RICHMOND, Va. (Legal Newsline) - A federal appeals court has sped up the so-far successful legal challenge of federal health care reform started by Virginia Attorney General Ken Cuccinelli.
Cuccinelli has noted that the issue will ultimately be decided by the U.S. Supreme Court, and the U.S. Court of Appeals for the Fourth Circuit decided Wednesday to expedite proceedings. His case is separate from a 26-state lawsuit challenging President Barack Obama's health care package.
On Dec. 13, U.S. District Judge Henry Hudson granted summary motion to Cuccinelli, ruling that a mandate that requires an individual to purchase health insurance or face a $695 yearly penalty is prohibited by Virginia law.
Oral arguments are scheduled for May, but Cuccinelli is still deciding if he should attempt to skip the Fourth Circuit and take the lawsuit to the U.S. Supreme Court.
"Right now, there is a great deal of uncertainty for states, individuals, and businesses. Major decisions are already being made and money is already being spent to comply with a law that may not be around two years from now. We need this suit resolved as quickly as possible, for the good of our citizens and our economy," Cuccinelli said.
In making his ruling, Hudson mentioned that the final word will rest with the high court.
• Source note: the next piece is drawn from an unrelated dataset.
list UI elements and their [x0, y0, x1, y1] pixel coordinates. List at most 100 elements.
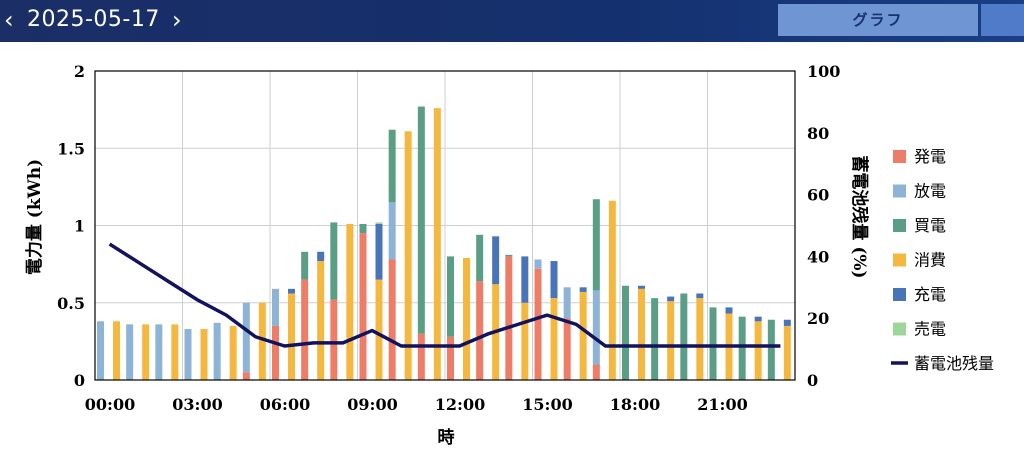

"A thorough survey of pertinent constitutional case law has yielded no reported decisions from any federal appellate courts extending the Commerce Clause or General Welfare Clause to encompass regulation of a person's decision not to purchae a product, notwithstanding its effect on interstate commerce or role in a global regulatory scheme," Hudson wrote.
"The unchecked expansion of congressional power to the limits suggested by the Minimum Essential Coverage Provision would invide unbridled exercise of federal police powers.
"At its core, this dispute is not simply about regulating the business of insurance -- or crafting a scheme of universal health insurance coverage -- it's about an individual's right to choose to participate."
The mandate does not take effect until 2014. If it is found unconstitutional, it must be determined if it can be severed from the entire law or if the law will be invalidated. Hudson chose to sever the mandate and any directly dependent provisions.
The bill passed in March, and lawsuits came immediately.
The federal government argues that Congress determined the mandate is essential to the law's success.
"That judgment rested on a number of Congressional findings," the Department of Health and Human Services wrote.
"Congress found that, by 'significantly reducing the number of the uninsured, the requirement, together with the other provisions of this Act, will lower health insurance premiums.'
"Conversely, and importantly, Congress also found that, without the minimum coverage provision, the reforms in the Act, such as the ban on denying coverage or charging more based on pre-existing conditions, would amplify existing incentives for individuals to 'wait to purchase health insurance until they needed care,' thereby further shifting costs onto third parties."